Secondo l’accusa, in occasione delle elezioni del 2019, sarebbe stato sancito un patto elettorale che avrebbe avuto come corrispettivo il mantenimento nella disponibilità di Squecco, anche tramite prestanome, della struttura ricettiva “Lido Kennedy” sottoposta a sequestro. Quando lo stabilimento fu abbattuto perché gravemente pericolante, Squecco avrebbe addirittura commissionato un attentato dinamitardo, contattando alcune persone di Baronissi tra le quali due pregiudicati, da eseguire con una bomba, nei confronti del sindaco Alfieri. Un’azione che sarebbe stata studiata nei dettagli, non andato in porto, secondo la ricostruzione della Procura, solo per un mancato accordo tra esponenti dei clan.

Il lido avrebbe dovuto essere abbattuto parzialmente perché era pericoloso, ma Alfieri, una volta eletto sindaco, avrebbe dovuto impedirne l’abbattimento attraverso un appartenente alla polizia locale, Antonio Bernardi, e un dipendente dell’ufficio cimiteriale di Capaccio Paestum, Michele Pecora.

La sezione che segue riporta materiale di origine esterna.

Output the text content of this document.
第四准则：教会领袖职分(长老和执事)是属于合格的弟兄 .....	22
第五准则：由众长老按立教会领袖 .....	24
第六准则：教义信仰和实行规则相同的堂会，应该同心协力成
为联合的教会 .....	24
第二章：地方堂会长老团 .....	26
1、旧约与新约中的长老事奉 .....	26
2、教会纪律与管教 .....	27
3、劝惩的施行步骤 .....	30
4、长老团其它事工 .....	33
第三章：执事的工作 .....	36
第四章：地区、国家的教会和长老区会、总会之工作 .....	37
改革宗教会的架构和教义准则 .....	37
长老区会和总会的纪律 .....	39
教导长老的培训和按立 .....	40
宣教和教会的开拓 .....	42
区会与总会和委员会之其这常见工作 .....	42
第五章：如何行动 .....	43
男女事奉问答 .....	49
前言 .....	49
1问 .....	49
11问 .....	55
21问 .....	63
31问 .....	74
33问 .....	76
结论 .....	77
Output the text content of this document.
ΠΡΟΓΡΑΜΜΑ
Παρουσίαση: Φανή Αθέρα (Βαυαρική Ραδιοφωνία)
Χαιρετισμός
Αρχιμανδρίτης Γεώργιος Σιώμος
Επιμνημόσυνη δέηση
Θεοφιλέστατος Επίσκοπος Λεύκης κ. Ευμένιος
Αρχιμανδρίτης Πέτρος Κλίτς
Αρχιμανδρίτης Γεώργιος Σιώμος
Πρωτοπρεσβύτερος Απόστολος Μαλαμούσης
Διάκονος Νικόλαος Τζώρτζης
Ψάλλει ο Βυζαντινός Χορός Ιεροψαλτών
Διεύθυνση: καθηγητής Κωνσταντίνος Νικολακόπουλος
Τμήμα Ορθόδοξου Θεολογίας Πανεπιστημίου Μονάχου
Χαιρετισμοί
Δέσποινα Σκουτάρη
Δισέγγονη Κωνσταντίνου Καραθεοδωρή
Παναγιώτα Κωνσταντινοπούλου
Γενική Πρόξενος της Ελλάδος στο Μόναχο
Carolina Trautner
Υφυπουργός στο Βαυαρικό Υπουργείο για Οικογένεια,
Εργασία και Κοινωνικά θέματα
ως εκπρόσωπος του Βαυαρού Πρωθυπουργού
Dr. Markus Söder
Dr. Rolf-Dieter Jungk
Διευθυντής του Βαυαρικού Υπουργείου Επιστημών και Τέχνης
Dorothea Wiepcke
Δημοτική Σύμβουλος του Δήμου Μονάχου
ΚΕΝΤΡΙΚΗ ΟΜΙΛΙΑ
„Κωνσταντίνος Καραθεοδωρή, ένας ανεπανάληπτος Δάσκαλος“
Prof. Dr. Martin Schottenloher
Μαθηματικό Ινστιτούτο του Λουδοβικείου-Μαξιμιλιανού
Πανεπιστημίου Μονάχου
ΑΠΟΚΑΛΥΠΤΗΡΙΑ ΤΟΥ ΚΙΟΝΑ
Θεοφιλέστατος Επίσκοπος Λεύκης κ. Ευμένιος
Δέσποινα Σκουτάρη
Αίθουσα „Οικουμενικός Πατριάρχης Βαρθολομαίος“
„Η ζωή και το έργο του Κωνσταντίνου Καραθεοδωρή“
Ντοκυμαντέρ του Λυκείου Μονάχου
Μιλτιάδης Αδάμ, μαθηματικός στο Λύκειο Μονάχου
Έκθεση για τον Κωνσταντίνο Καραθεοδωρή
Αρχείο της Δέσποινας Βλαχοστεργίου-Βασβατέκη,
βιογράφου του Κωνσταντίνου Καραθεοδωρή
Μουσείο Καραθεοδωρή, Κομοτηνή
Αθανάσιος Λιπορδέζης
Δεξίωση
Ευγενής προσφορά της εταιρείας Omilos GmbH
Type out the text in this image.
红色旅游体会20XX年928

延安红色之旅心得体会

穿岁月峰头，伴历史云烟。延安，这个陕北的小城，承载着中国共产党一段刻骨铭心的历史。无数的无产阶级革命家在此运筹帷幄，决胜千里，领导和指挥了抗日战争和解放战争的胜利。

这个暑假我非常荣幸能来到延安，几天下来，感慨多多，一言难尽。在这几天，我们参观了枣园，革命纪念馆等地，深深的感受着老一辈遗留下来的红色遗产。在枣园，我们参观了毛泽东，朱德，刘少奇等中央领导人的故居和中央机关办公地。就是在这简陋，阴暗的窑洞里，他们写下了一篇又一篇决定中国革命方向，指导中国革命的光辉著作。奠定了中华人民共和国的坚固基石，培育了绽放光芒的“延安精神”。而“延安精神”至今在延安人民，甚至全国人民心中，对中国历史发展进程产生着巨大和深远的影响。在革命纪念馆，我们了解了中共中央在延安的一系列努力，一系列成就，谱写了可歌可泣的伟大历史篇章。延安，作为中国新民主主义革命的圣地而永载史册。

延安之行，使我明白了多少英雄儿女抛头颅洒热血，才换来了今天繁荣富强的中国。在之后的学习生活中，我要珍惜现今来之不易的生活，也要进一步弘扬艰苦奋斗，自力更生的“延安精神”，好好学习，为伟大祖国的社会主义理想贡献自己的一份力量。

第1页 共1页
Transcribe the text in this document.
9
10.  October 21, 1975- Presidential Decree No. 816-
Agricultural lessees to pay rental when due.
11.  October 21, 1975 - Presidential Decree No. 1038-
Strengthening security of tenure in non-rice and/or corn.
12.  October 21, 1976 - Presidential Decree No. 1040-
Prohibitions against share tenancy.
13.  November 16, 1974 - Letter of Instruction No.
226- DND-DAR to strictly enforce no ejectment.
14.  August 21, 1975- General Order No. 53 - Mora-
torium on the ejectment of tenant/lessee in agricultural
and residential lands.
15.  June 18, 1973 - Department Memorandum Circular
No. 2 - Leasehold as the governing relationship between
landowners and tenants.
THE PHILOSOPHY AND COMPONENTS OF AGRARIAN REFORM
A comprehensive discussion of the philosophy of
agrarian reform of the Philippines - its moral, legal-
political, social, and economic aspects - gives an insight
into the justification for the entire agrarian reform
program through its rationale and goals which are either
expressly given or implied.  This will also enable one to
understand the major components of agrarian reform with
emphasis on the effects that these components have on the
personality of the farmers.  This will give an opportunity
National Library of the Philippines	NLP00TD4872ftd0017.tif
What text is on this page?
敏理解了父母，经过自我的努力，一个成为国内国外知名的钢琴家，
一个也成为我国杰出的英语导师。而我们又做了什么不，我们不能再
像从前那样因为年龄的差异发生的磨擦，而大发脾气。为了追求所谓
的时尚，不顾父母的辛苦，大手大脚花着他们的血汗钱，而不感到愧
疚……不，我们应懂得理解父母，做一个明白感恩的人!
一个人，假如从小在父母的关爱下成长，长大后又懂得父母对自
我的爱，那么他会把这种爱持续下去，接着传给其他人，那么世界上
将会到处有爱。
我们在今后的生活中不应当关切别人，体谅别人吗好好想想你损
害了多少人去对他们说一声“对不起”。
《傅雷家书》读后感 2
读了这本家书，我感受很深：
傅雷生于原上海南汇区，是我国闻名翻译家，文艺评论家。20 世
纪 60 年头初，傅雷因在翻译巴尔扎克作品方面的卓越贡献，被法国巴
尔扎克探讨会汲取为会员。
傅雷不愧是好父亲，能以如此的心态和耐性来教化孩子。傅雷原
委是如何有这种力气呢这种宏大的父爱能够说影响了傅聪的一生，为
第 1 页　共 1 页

I due hanno anche avvicinato Maria Rosaria Picariello, assessore dimissionaria alle politiche sociali del Comune, che avrebbe riferito poi ad Alfieri i messaggi minatori di Squecco, come emerso da intercettazioni, perché alla fine il politico dem aveva violato il patto e l’abbattimento c’era stato.
Squecco contattò anche tre persone di Baronissi, Antonio Cosentino, Domenico De Cesare, e Angelo Genovese, due dei quali pregiudicati, commissionando un attentato dinamitardo ai danni di Alfieri, preparato nei minimi particolari con sopralluoghi e studio delle mappe, ma poi non portato a compimento, perché l’imprenditore non si è messo d’accordo con i tre.

A questi la procura ha contestato il possesso di esplosivi armi da guerra e comuni e da sparo tra i quali un Uzi e un Kalashnikov. Domenico De Cesare poi, deve rispondere anche di tentato omicidio nei confronti di Angelo Genovese, esponente del clan omonimo per una tentata estorsione. Maria Rosaria Picariello deve rispondere di favoreggiamento personale perché alla polizia giudiziaria ha reso dichiarazioni mendaci per aiutare Squecco, Bernardi e Pecora.
Ai domiciliari sono stati posti Franco Alfieri, l’ ex assessore alle Politiche Sociali di Capaccio Maria Rosaria Picariello, il dipendente comunale Michele Pecora, l’ ex consigliera comunale Stefania Nobili, capogruppo di maggioranza durante il primo mandato di Alfieri, nonché moglie dell’imprenditore Roberto Squecco, già condannato in passato per estorsione con metodo mafioso e ora in carcere nell’operazione scattata all’alba di oggi. Insieme a lui è stato arrestato e condotto in cella anche Antonio Bernardi, ex candidato sindaco per il Movimento 5 Stelle nel 2017 e attualmente in servizio presso la Polizia Municipale di Capaccio Paestum; Domenico e Vincenzo De Cesare, Antonio Cosentino ed Angelo Genovese.